As shaken as I was by her passing, the most heartbreaking thing to see was how it affected each of my daughters a little differently. The brutal ride of grief took its toll, eventually revealing they also felt lost and abandoned. Their once lively and very involved grandmother whom everyone had grown to love was now gone. The softball stands never sounded so quiet, the dance recitals felt void, and all the baking wasn’t as fun without her loud and bubbly cheers and expert baking skills. Everything shifted and changed - in an instant!
Maybe you understand? Perhaps you, too, have lost a dear loved one and are left picking up the pieces and trying to make sense of things. Oh, sweet friend, let me first extend my most heartfelt condolences. This is never easy, and my words will fall short. I may not fully understand the extent of your loss, but as a parent, I understand the pressure of trying to “keep it all together” for your children. I understand how you desperately want to keep things somewhat normal and help your child through this difficult time. So, I pray that the words offered here speak to you and prompt you to find ways to walk alongside your child and slowly find hope, offering a healing balm o your grieving heart.

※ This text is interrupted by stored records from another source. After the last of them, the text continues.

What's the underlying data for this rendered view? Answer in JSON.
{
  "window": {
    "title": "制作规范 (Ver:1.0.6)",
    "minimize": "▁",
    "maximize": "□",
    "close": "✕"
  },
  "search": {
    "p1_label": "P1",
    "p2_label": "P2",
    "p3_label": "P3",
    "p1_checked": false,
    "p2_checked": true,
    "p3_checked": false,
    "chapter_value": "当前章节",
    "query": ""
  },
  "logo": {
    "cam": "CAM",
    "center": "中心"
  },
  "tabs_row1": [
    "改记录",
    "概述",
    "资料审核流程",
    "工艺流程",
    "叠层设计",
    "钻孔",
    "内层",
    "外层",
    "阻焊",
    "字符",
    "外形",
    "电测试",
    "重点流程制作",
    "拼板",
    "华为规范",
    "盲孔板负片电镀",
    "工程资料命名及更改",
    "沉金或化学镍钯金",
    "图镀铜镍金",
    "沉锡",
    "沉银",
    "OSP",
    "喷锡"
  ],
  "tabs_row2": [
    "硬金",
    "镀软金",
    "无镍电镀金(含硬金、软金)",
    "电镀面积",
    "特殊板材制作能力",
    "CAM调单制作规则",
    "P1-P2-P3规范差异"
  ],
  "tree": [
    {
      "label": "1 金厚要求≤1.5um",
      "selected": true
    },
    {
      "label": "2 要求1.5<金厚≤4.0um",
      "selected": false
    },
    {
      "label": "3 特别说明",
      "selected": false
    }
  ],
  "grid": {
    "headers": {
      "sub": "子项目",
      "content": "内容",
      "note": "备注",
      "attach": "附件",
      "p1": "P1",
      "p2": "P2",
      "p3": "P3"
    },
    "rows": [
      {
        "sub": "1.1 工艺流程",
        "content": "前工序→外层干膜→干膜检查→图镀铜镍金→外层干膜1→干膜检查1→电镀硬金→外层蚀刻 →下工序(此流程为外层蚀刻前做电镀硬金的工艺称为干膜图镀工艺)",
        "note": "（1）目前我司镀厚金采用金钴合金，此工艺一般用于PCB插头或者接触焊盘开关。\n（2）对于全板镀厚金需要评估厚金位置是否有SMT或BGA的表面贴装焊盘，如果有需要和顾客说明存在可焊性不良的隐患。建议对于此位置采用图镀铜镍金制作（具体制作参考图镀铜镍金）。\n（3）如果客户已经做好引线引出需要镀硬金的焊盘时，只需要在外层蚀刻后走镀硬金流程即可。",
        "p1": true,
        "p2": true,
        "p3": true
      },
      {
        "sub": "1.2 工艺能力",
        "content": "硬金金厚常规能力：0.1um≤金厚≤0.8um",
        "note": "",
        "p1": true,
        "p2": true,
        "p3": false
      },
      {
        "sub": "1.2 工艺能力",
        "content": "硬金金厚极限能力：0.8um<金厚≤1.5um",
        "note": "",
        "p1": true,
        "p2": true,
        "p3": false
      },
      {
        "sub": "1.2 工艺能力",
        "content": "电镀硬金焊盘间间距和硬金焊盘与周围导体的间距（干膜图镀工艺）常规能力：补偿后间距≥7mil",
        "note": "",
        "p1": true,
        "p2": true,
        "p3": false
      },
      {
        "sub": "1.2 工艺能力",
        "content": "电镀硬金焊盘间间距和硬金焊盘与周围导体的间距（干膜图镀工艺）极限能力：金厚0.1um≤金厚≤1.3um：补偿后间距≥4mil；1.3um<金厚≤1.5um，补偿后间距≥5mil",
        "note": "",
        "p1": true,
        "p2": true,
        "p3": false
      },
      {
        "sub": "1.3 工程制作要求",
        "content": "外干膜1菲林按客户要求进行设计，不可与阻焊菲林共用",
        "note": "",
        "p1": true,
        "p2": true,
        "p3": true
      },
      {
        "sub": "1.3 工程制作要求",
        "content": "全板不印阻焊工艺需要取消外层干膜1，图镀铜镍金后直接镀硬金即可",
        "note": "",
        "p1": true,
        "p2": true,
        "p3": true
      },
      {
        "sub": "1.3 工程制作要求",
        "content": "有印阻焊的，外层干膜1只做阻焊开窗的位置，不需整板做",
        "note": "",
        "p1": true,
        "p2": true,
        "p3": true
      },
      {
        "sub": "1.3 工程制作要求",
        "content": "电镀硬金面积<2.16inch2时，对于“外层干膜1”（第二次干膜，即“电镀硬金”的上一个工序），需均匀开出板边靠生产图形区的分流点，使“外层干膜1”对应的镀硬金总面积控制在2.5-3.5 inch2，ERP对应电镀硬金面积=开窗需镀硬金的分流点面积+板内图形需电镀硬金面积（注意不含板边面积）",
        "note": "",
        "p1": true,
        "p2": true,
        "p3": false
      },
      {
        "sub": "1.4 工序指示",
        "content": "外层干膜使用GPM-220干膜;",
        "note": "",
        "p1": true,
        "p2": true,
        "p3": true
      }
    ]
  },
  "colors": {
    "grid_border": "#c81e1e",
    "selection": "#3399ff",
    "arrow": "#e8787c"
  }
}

1. Give Them (and Yourself) Grace
Grief sure has a sneaky little way of taking guilt and hanging it over our heads. From those moments you blubber cried alone in your car and got caught by your seven-year-old to the time your tiny tot stumbled in on you throwing a rageful fit in the closet due to smells that brought back bitter tears. It’s a lot. Remind yourself that you are going to have good days and bad. And so will your child. Realize that grief will take on many shapes and sizes and can make us react in haste. Grace and space are so important in these times. Allow your child space if needed; if heated emotions flare up, be quick to extend grace and forgiveness. Your child may withdraw or face big emotions, many of which they may have never felt before, so tread lightly. Explain to them that it is normal to feel different and unusual, but no matter what, you are with them, you love them, and they are safe with you. No guilt, just grace.
Bear with each other and forgive one another if any of you has a grievance against someone. Forgive as the Lord forgave you. Colossians 3:13
2. Be Available to Listen
One of the best ways to heal from a loss is to simply talk about it. That said, your child may need a safe sounding board to talk about their feelings and thoughts or just share memories. While they may want to retreat to their friends, their peers may not be able to understand their loss offering advice or empty words that could actually bring more pain. It is important to remind them that most people mean well and want to help but aren’t always sure what to say or how to listen, especially concerning death. Explain to them that while you will also fail from time to time, you are readily available to listen and provide safe support when needed.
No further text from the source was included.